I mean, if you can have all that strength to fight and find out whom your man spoke to in less than 24 hours, fight other women, and police a grown man, then that shows you’re not putting any time or effort into bettering your own life at all, and that is just plain sad and pathetic. Because you cannot love another person well when you do not love yourself. People cannot give what they do not have.
When a woman is empty inside she clings to chaos because it distracts her from the void. When she is full, when she has peace, self awareness, purpose, and self respect, she becomes her own sanctuary. She no longer tolerates relationships that insult her intelligence or drain her soul.
A woman with purpose does not fear solitude. She knows solitude is where clarity lives. It is where you meet yourself again and rebuild the parts that pain has shattered.
So if you ever find yourself calling another woman’s phone to create drama, I hope you find the strength to stop and confront the real problem, which is the emptiness inside. Policing and accusations will not fill that void. Fighting every woman who crosses your man’s path will not fix the emptiness either.
Fight for your peace instead. Fight for your dreams. Fight for the version of yourself that you can be proud of. Because nobody wins in chaos. Not you. Not him. Not the child growing up in that environment.

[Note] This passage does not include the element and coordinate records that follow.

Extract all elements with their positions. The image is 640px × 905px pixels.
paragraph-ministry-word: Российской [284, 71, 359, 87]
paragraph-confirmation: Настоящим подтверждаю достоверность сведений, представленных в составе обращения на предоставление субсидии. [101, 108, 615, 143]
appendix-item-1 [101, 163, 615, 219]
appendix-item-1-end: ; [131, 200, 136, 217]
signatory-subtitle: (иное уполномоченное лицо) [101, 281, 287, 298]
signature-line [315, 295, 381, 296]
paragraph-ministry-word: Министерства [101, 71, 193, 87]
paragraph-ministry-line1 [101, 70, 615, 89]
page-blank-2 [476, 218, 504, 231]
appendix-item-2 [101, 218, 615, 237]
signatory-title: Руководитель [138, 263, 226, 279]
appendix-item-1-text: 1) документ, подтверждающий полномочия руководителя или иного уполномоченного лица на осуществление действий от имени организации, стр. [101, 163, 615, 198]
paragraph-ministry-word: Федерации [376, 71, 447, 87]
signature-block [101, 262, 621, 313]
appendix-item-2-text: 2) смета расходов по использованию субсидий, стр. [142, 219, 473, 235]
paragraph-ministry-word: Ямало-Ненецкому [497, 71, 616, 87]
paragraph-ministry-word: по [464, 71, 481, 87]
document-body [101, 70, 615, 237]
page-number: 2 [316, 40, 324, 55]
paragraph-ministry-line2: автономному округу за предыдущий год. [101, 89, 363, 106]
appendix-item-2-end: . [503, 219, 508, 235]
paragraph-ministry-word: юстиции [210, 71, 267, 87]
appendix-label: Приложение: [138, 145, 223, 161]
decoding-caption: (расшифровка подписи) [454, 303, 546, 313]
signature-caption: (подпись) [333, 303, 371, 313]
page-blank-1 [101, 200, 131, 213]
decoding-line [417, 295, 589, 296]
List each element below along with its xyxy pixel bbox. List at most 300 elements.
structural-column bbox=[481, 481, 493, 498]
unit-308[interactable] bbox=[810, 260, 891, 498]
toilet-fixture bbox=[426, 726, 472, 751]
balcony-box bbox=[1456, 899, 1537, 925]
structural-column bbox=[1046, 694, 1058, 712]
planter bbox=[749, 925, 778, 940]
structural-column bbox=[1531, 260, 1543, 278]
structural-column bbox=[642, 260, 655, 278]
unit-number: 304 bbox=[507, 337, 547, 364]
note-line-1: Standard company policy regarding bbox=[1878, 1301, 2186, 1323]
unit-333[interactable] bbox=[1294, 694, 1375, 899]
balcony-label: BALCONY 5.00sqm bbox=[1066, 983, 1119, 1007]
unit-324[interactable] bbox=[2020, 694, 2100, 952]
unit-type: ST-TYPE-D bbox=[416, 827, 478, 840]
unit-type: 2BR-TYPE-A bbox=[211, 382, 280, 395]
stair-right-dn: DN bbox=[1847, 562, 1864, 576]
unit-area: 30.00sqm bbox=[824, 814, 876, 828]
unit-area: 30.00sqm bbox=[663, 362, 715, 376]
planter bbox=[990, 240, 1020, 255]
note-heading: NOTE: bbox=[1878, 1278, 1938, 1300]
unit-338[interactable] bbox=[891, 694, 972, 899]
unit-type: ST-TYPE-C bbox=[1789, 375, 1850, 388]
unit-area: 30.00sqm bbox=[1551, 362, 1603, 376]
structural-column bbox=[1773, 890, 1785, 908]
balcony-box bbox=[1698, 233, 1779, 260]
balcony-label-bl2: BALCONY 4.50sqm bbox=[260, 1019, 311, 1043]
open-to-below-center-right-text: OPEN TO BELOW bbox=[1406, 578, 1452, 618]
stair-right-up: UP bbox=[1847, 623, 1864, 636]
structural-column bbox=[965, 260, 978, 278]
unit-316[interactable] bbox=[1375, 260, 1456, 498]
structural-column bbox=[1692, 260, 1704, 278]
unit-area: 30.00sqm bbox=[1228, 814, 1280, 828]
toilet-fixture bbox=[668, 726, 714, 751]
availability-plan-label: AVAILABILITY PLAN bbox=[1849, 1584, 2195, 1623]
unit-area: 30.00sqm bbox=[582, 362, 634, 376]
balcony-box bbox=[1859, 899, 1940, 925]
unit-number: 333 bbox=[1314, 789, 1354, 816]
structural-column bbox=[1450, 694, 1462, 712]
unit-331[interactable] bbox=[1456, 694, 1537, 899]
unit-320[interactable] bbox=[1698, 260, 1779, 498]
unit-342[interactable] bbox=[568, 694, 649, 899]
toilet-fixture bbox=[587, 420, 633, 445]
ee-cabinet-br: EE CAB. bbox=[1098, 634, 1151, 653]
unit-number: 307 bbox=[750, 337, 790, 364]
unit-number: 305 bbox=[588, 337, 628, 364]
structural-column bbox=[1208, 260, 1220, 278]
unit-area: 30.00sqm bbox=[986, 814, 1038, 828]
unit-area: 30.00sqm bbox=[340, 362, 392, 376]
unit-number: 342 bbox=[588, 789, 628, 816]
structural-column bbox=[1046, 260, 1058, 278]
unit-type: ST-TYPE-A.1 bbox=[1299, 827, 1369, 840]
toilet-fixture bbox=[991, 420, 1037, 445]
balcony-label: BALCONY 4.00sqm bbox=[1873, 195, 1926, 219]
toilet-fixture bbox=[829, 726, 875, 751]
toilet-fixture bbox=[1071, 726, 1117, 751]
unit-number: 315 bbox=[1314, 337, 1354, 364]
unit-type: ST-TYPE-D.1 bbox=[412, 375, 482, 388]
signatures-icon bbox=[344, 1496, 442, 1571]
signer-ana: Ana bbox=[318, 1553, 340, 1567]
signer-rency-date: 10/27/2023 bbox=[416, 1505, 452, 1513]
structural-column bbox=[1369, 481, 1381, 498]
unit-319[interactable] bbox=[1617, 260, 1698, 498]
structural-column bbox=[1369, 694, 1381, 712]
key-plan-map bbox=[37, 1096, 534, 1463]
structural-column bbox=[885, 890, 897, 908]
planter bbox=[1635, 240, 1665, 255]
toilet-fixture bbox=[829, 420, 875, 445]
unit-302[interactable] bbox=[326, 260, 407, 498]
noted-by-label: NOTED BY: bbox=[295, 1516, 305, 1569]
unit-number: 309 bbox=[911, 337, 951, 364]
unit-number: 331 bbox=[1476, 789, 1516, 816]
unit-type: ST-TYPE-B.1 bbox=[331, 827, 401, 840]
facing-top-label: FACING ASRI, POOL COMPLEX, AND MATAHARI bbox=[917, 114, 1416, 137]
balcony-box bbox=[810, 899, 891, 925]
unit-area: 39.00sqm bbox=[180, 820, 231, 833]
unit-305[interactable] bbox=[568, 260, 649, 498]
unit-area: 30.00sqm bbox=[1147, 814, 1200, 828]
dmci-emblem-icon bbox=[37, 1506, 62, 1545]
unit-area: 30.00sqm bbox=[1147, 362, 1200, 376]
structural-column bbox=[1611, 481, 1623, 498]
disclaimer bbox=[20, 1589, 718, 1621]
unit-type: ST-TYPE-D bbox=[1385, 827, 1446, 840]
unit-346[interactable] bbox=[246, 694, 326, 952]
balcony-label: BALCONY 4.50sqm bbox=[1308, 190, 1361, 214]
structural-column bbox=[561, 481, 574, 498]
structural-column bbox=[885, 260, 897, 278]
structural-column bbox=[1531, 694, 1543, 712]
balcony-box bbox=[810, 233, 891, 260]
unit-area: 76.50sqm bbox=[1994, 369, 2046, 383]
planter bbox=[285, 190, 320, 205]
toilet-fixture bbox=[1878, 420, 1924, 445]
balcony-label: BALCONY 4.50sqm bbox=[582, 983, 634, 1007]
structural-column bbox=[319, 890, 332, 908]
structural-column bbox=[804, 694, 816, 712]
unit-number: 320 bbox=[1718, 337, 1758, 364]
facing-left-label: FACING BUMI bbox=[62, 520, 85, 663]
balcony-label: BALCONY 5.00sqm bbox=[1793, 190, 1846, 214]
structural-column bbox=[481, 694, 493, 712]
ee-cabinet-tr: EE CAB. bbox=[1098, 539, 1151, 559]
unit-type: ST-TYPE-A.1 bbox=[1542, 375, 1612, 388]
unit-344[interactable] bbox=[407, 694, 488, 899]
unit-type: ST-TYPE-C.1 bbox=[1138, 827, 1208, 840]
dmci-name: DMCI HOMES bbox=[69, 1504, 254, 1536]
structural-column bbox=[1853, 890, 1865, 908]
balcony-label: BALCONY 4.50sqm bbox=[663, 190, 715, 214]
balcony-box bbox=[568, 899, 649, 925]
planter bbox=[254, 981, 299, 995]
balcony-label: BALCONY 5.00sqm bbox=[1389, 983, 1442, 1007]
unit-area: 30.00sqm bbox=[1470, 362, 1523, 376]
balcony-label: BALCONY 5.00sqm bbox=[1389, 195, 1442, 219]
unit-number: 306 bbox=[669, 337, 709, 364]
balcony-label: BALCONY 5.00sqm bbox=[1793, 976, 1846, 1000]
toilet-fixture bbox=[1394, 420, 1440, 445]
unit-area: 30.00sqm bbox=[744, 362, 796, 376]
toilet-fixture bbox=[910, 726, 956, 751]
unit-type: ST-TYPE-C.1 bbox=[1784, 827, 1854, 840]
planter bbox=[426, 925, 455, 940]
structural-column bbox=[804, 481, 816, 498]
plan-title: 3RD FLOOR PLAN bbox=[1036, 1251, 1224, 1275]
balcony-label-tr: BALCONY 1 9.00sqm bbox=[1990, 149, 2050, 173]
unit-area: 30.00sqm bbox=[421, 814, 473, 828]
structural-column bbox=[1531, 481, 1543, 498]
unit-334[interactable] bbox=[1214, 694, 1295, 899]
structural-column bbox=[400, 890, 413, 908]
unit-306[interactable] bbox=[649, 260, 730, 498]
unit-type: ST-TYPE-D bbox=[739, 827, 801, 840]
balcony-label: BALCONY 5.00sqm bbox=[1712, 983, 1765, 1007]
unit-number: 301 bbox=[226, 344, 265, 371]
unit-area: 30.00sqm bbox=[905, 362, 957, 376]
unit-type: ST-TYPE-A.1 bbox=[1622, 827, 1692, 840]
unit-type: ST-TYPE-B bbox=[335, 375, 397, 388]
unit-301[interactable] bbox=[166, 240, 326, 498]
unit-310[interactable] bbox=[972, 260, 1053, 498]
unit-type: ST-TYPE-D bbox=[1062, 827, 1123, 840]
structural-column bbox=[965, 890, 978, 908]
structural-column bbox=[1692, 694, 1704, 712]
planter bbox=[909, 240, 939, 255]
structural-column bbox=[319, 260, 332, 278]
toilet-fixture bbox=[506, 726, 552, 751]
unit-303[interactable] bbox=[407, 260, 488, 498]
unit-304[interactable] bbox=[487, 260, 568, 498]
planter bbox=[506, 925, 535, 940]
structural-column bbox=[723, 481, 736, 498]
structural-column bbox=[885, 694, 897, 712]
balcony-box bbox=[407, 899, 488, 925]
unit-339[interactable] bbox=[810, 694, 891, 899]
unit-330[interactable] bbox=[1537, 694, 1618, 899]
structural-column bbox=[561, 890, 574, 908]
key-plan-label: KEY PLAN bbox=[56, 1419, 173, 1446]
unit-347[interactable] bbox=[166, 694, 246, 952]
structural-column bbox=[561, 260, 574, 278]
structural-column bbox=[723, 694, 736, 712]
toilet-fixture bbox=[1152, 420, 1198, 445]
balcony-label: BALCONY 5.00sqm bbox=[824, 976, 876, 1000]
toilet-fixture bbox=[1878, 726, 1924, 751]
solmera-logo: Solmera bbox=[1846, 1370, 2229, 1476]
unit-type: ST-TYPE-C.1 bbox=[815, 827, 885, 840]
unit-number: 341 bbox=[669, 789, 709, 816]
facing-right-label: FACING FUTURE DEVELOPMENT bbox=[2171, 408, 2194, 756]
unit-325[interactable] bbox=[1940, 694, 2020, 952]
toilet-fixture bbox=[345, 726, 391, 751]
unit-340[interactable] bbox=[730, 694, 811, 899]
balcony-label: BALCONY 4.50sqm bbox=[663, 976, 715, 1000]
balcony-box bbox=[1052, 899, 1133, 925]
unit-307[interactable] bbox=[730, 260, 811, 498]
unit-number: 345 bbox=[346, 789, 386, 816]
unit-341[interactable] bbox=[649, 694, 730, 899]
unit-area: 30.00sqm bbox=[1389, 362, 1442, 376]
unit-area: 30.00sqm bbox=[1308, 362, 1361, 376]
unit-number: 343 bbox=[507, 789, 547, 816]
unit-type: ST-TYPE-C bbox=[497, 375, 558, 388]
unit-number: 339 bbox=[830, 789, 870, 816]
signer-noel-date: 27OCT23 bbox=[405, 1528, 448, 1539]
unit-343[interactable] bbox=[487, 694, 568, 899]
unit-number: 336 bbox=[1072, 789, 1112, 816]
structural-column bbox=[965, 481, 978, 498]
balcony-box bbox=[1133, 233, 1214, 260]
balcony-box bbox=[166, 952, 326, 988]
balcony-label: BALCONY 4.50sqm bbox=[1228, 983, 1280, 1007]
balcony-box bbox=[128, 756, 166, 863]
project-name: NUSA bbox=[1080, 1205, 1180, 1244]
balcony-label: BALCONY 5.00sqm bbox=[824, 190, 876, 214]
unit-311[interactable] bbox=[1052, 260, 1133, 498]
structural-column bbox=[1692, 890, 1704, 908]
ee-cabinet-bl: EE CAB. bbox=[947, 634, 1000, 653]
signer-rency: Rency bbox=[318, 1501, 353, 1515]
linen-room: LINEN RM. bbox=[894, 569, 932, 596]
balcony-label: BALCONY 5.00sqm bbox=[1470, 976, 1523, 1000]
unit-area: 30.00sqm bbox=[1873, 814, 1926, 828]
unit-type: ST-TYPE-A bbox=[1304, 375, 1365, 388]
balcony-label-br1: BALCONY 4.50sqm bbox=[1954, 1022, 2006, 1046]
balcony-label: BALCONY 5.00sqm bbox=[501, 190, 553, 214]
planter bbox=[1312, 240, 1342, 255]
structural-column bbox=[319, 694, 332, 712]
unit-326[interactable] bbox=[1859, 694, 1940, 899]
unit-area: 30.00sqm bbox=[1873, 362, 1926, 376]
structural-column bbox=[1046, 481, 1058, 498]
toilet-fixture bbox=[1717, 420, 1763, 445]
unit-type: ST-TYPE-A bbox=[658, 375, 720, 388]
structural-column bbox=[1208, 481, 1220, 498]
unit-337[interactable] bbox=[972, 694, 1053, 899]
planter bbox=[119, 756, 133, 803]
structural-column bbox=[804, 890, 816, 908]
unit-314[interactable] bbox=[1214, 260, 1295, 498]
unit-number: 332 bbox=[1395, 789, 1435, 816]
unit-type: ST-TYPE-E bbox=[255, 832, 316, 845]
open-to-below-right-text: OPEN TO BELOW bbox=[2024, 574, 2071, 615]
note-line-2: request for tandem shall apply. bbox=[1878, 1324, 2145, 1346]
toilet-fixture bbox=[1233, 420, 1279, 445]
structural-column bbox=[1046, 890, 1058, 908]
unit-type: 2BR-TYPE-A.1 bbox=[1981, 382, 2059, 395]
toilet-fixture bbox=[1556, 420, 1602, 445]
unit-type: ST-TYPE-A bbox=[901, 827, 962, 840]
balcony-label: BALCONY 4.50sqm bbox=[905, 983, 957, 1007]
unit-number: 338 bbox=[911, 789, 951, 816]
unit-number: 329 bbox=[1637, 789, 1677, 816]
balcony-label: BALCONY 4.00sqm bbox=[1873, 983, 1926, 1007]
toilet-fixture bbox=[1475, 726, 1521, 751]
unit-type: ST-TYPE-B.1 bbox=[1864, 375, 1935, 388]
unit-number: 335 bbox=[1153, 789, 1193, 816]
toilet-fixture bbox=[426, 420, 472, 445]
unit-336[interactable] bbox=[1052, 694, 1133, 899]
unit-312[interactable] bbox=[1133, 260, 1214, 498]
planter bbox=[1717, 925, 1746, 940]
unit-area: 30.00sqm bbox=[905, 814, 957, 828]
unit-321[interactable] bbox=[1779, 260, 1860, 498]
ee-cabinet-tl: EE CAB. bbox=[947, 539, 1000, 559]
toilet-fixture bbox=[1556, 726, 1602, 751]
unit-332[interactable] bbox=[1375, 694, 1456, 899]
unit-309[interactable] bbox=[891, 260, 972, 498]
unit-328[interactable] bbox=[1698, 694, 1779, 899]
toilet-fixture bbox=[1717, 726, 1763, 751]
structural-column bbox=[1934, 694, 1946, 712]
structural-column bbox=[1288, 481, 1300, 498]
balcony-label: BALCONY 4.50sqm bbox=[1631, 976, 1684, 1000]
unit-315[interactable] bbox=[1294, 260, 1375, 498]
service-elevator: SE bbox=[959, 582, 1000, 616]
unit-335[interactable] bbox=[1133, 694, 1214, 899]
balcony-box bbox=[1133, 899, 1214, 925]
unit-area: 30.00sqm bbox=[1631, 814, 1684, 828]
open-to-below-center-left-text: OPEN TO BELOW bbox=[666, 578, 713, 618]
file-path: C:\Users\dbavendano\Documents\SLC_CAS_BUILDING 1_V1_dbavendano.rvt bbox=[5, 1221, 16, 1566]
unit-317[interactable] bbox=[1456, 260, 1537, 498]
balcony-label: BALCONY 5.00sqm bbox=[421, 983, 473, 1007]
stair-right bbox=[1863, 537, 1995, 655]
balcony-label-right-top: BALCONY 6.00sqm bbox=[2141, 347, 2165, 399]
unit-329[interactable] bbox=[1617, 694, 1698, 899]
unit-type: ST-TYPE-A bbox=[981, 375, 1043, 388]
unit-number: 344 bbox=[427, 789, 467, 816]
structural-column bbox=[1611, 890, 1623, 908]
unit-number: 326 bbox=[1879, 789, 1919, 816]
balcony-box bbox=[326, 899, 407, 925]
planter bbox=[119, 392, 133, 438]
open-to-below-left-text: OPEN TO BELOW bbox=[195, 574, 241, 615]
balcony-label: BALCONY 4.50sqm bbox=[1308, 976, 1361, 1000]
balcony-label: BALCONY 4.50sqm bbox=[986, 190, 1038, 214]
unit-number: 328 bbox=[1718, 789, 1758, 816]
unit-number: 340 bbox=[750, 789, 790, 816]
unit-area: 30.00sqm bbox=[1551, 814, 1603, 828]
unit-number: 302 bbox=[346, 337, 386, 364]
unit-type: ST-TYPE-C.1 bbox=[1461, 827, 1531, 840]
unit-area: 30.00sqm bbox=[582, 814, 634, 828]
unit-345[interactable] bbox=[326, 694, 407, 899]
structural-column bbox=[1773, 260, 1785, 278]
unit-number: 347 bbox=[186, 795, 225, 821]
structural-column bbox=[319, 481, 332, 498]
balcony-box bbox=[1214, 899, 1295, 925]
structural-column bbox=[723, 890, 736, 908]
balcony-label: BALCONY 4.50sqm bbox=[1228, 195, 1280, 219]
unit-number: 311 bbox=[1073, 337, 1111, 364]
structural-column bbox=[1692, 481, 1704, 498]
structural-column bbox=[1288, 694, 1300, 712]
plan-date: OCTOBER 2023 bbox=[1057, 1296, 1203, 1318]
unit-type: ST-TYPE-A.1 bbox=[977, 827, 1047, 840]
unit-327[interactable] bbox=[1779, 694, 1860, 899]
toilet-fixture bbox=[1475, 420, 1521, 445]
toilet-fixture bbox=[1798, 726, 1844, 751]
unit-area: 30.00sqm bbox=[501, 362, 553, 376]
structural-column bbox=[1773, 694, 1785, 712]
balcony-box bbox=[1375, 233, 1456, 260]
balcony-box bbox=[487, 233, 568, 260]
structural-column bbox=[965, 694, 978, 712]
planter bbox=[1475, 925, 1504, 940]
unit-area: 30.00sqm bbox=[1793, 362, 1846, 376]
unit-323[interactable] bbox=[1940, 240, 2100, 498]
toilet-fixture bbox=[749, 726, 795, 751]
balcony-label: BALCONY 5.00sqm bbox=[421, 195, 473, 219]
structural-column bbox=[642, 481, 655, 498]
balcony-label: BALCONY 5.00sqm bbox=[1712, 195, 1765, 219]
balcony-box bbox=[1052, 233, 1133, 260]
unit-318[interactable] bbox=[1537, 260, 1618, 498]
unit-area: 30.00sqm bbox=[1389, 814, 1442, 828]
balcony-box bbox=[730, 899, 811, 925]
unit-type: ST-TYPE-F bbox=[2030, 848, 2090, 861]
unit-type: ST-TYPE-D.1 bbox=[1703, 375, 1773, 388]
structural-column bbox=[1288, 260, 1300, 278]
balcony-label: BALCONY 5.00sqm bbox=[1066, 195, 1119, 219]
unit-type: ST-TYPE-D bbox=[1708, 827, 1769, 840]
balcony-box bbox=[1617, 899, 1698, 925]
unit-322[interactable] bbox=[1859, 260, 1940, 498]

Healing does not come from control. It comes from courage. Courage to admit you have lost yourself. Courage to walk away. Courage to start again even if you must start alone.
Because in the end, your life will always reflect the choices you make. Choose the ones that protect your peace and honour the woman you are becoming. Because the woman you can become when you are grounded in who you are will always be worth more than the man you fear losing.